Dentro del género biográfico, uno de los temas que más interés despierta es el que explora las relaciones entre las enfermedades y las trayectorias vitales, así como los años finales del biografiado. Reconozco que me resulta cansino por su escaso rigor científico y los intereses que se mueven entre biógrafos y allegados al retratado. 

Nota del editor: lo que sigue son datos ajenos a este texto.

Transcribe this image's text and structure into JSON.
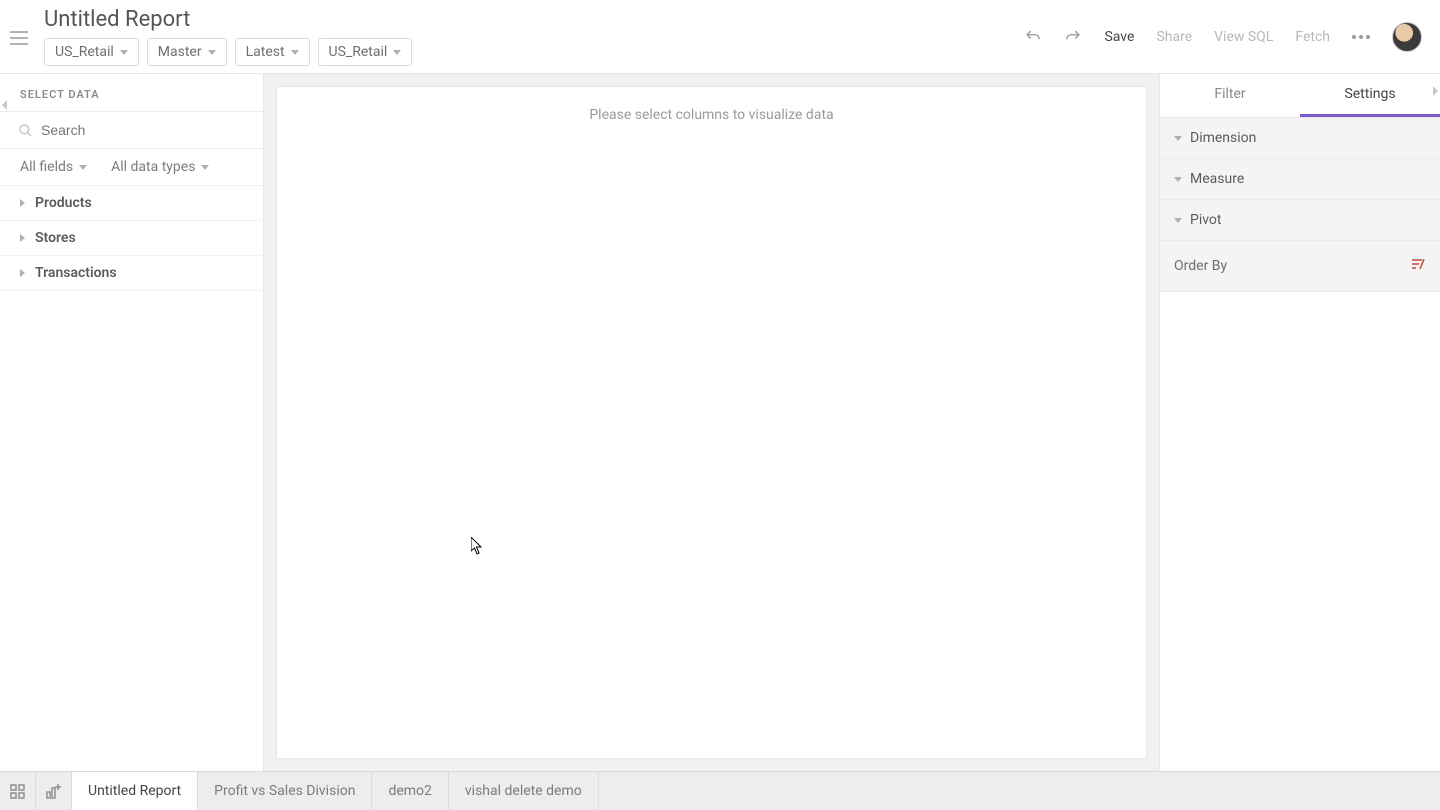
{
  "header": {
    "title": "Untitled Report",
    "selectors": [
      "US_Retail",
      "Master",
      "Latest",
      "US_Retail"
    ],
    "actions": {
      "save": "Save",
      "share": "Share",
      "viewSql": "View SQL",
      "fetch": "Fetch"
    }
  },
  "leftPanel": {
    "heading": "SELECT DATA",
    "searchPlaceholder": "Search",
    "filterFields": "All fields",
    "filterTypes": "All data types",
    "tree": [
      "Products",
      "Stores",
      "Transactions"
    ]
  },
  "canvas": {
    "placeholder": "Please select columns to visualize data"
  },
  "rightPanel": {
    "tabs": {
      "filter": "Filter",
      "settings": "Settings"
    },
    "sections": [
      "Dimension",
      "Measure",
      "Pivot"
    ],
    "orderBy": "Order By"
  },
  "bottomTabs": [
    "Untitled Report",
    "Profit vs Sales Division",
    "demo2",
    "vishal delete demo"
  ]
}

Se siguen publicando estudios sobre personajes desaparecidos hace siglos con una apabullante escasez de pruebas para sacar conclusiones firmes. Pero ahí quedan. Para la posteridad, santa Teresa ya «es» una epiléptica, lo del rey Jorge III «fue» una porfiria, con tanta certeza como que Hitler «era» un paranoico. Este subgénero, que podemos llamar patobiográfico —tout proportion gardée—, se ha revelado patético en algunos casos como el de Winston Churchill o el de Kant. El caso de Churchill es más grave por ser más cercano a nuestro tiempo. El documentado análisis de sus padecimientos que publicó lord Moran, su médico personal, lejos de concitar unanimidad y respeto ha servido para promover casi una industria editorial específica intentando dilucidar si el líder británico era depresivo o era alcohólico o era arteriosclerótico, entre otras muchas posibilidades. Porque lord Moran, con ese respeto y rigor que debe mandar sobre cualquier biógrafo, concluyó que ni siquiera él podía decir con certeza de dónde venían los males de Churchill. Y ahí empezó la batalla por aclarar lo oscuro sin reparar en daños colaterales. La soberbia, la vanidad y el oportunismo de los biógrafos supera en muchas ocasiones a la de los biografiados.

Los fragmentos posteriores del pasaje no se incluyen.